The Preston Twins were a pair of English elm (Ulmus minor 'Atinia') trees that grew in Brighton, England at the northern end of Preston Park. They were planted around 1613 and were "almost certainly" planted as part of a hedgerow. Believed to be among the oldest and largest English elm trees in the world, they reached heights of more than 100 ft and widths of 23 ft. An outbreak of Dutch elm disease in England in the late 1960s caused Brighton to enact several measures to protect its 17,000 elm trees, including setting traps for the beetles that spread disease. They also dug trenches between neighboring elms to prevent the disease from passing easily from tree to tree via their root systems. Infected branches were pruned and destroyed in efforts to save trees.

In 2017, a storm caused a large limb to break from the eastern twin, which showed that its trunk was entirely hollow. The tree appeared to respond well to pruning to reduce the weight of its limbs.

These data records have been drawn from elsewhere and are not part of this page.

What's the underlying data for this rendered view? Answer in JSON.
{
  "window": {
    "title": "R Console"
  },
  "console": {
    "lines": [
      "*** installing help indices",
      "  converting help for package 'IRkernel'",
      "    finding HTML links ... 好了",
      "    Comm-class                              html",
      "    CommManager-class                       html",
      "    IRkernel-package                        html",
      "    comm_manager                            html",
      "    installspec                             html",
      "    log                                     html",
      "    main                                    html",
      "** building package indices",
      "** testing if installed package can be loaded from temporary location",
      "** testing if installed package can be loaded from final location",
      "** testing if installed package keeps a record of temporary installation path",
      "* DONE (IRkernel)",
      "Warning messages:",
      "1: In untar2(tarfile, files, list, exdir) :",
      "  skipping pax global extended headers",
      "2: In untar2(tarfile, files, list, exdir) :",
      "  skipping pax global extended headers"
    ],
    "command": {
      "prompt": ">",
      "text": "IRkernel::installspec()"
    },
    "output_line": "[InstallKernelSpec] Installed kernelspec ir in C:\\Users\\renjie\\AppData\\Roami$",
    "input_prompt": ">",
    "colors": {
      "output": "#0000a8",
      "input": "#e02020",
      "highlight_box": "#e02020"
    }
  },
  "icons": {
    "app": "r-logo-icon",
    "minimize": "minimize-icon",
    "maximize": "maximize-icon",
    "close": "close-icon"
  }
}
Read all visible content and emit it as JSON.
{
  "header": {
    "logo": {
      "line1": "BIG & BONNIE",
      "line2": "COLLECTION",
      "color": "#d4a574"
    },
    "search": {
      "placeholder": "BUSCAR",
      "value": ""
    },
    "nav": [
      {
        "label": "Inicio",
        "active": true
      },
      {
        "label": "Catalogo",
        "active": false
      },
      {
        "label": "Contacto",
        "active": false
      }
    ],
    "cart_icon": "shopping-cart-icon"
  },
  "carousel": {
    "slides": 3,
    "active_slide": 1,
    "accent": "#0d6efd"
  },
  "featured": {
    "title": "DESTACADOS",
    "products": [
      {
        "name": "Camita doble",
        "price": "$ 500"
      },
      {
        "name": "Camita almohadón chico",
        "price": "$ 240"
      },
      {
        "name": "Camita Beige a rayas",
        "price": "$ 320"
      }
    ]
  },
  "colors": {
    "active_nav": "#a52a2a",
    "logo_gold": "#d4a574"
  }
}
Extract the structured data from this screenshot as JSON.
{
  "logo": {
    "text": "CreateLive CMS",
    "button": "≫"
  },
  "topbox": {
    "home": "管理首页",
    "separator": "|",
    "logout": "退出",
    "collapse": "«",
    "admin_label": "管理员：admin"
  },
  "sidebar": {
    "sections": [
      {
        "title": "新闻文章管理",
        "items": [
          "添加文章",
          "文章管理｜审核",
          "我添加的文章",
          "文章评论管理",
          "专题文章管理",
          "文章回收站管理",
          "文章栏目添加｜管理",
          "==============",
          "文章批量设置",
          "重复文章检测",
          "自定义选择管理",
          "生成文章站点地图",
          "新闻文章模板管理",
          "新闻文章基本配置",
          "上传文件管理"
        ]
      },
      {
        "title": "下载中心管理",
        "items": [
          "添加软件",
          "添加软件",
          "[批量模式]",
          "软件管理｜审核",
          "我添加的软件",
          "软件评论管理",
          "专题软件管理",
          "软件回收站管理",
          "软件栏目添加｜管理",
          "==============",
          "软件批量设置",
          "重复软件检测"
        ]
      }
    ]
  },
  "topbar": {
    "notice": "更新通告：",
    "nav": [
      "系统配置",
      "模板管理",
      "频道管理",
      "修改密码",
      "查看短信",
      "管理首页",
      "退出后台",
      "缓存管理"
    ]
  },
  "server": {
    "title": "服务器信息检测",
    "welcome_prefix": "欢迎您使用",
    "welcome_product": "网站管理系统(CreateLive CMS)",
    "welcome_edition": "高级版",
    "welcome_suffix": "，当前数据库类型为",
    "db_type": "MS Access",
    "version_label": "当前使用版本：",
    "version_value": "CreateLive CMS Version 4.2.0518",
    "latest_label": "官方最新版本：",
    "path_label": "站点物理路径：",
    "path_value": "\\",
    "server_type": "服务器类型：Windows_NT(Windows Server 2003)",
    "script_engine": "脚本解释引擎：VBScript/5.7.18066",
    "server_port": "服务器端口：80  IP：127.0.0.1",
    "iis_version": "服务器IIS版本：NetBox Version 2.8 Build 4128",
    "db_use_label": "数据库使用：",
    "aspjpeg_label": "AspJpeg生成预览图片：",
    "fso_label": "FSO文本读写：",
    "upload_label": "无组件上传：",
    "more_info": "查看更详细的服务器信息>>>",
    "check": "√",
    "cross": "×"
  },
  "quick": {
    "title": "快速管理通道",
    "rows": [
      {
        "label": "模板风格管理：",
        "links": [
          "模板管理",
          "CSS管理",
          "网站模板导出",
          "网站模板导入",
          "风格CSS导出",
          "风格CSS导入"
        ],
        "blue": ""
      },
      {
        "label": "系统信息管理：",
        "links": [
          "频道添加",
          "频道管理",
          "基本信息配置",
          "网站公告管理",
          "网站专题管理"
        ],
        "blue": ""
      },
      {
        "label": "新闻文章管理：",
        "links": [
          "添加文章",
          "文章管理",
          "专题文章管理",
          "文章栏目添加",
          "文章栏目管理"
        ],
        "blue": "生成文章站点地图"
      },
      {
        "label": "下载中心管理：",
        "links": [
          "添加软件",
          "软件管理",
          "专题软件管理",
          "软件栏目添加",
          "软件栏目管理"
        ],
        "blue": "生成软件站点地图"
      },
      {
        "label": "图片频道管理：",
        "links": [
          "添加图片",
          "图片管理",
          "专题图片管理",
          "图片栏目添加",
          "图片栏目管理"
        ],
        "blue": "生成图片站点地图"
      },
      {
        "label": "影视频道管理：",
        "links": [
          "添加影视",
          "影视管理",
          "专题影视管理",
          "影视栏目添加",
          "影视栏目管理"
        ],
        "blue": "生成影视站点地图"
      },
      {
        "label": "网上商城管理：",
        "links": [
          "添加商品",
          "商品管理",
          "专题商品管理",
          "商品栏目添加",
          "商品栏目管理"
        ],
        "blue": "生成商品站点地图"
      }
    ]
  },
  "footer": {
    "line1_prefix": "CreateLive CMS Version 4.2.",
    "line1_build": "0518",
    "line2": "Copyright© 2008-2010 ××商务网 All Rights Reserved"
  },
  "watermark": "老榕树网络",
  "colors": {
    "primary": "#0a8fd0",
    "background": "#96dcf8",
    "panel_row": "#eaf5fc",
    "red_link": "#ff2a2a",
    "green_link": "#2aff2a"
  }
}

Prior to its damage and branch loss, it had been the larger of the two trees. The storm-damaged eastern twin became infected by Dutch elm disease, likely in summer of 2018. It did not show any symptoms of infection until the following summer, by which time the disease had already spread to its roots. A trench was immediately dug between the two twins to sever their connecting roots.

In December 2019, the infected tree was cut down. It was hoped that cutting it down would prevent Dutch elm disease from spreading to the other twin. In 2008, a cutting of the eastern twin was planted in Amsterdam.

In 2018, the eastern twin was shortlisted in the Tree of the Year competition.